Je prends conscience qu'il est le seul qui pourra me venir en aide ce soir et que j'ai besoin de son réconfort pour surmonter cette épreuve. Alors malgré toute la gêne que je ressens, je compose rapidement son numéro avant de changer d'avis. Les tonalités s'enchainent et mon cœur se déchaine. S'il refuse, j'aurais épuisé toutes mes ressources. Et je devrais rentrer chez mes parents. Je prie intérieurement pour qu'il décroche et se montre compréhensif.
-Allo ? Joyeux noël Candice !
-....
Ma gorge est tellement nouée que je suis incapable de prononcer le moindre mot. Je sais que je dois parler, lui demander de venir, lui expliquer la situation mais je n'y arrive tout simplement pas.
-Candice ? Tu vas bien ?
Je crois qu'il a entendu mes sanglots mais je n'en suis pas sûre. Je dois le rassurer. Je dois parler.
-Candice, où es-tu ?
La panique qui transperce dans sa voix me vrille le cœur. Il tient à moi, il s'inquiète pour moi, je l'entends clairement. Et cette simple idée réchauffe mon âme bien trop meurtrie aujourd'hui.
-Je...
Au moment où j'essaie de parler, une pluie torrentielle s'abat sur moi. Cette intervention météorologique finit de m'achever. Le bruit de la pluie se mêle à mes sanglots spasmodiques et je ne peux continuer ma phrase.
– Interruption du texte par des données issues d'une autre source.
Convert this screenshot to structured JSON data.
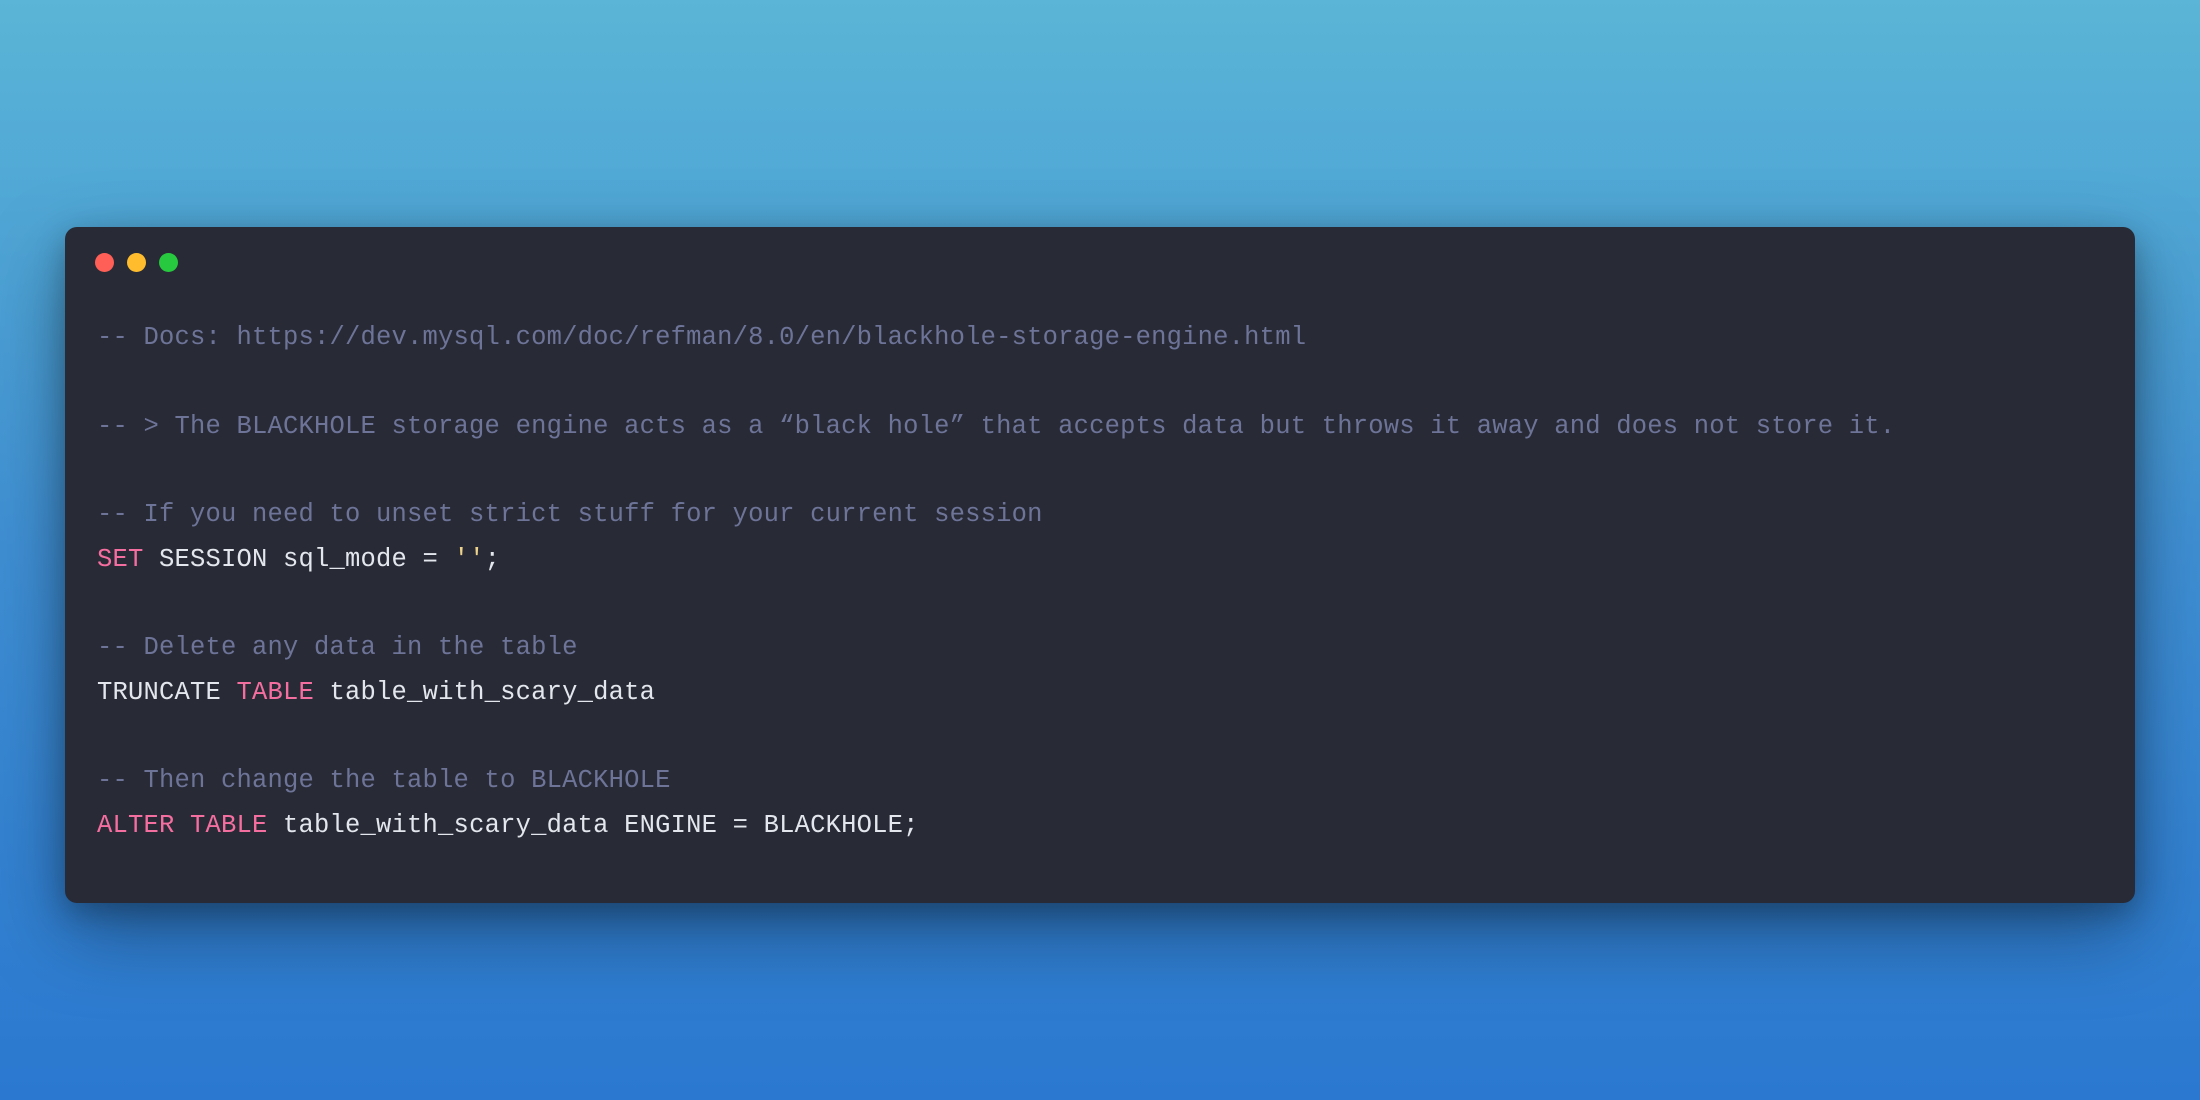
{
  "window": {
    "buttons": [
      "close",
      "minimize",
      "zoom"
    ]
  },
  "code": {
    "tokens": [
      {
        "c": "comment",
        "t": "-- Docs: https://dev.mysql.com/doc/refman/8.0/en/blackhole-storage-engine.html"
      },
      {
        "c": "plain",
        "t": "\n\n"
      },
      {
        "c": "comment",
        "t": "-- > The BLACKHOLE storage engine acts as a “black hole” that accepts data but throws it away and does not store it."
      },
      {
        "c": "plain",
        "t": "\n\n"
      },
      {
        "c": "comment",
        "t": "-- If you need to unset strict stuff for your current session"
      },
      {
        "c": "plain",
        "t": "\n"
      },
      {
        "c": "keyword-pink",
        "t": "SET"
      },
      {
        "c": "plain",
        "t": " SESSION sql_mode = "
      },
      {
        "c": "string",
        "t": "''"
      },
      {
        "c": "plain",
        "t": ";"
      },
      {
        "c": "plain",
        "t": "\n\n"
      },
      {
        "c": "comment",
        "t": "-- Delete any data in the table"
      },
      {
        "c": "plain",
        "t": "\n"
      },
      {
        "c": "plain",
        "t": "TRUNCATE "
      },
      {
        "c": "keyword-pink",
        "t": "TABLE"
      },
      {
        "c": "plain",
        "t": " table_with_scary_data"
      },
      {
        "c": "plain",
        "t": "\n\n"
      },
      {
        "c": "comment",
        "t": "-- Then change the table to BLACKHOLE"
      },
      {
        "c": "plain",
        "t": "\n"
      },
      {
        "c": "keyword-pink",
        "t": "ALTER TABLE"
      },
      {
        "c": "plain",
        "t": " table_with_scary_data ENGINE = BLACKHOLE;"
      }
    ]
  }
}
-Candice, dis-moi où tu es, je viens te chercher.
Sa voix est ferme mais il ne peut cacher son anxiété. Je ressens un intense soulagement lorsqu'il prononce ces quelques mots salvateurs. N'arrivant toujours pas à me calmer, je raccroche puis lui envoie un message pour lui expliquer où je me trouve.
Je laisse la pluie ruisseler sur mon corps tandis que mes larmes se tarissent. Mon cauchemar prend fin, je ne suis plus seule. Il arrive. Il va m'aider, il le faut. J'ai juste besoin que quelqu'un me rappelle que moi aussi, je digne d'être aimée.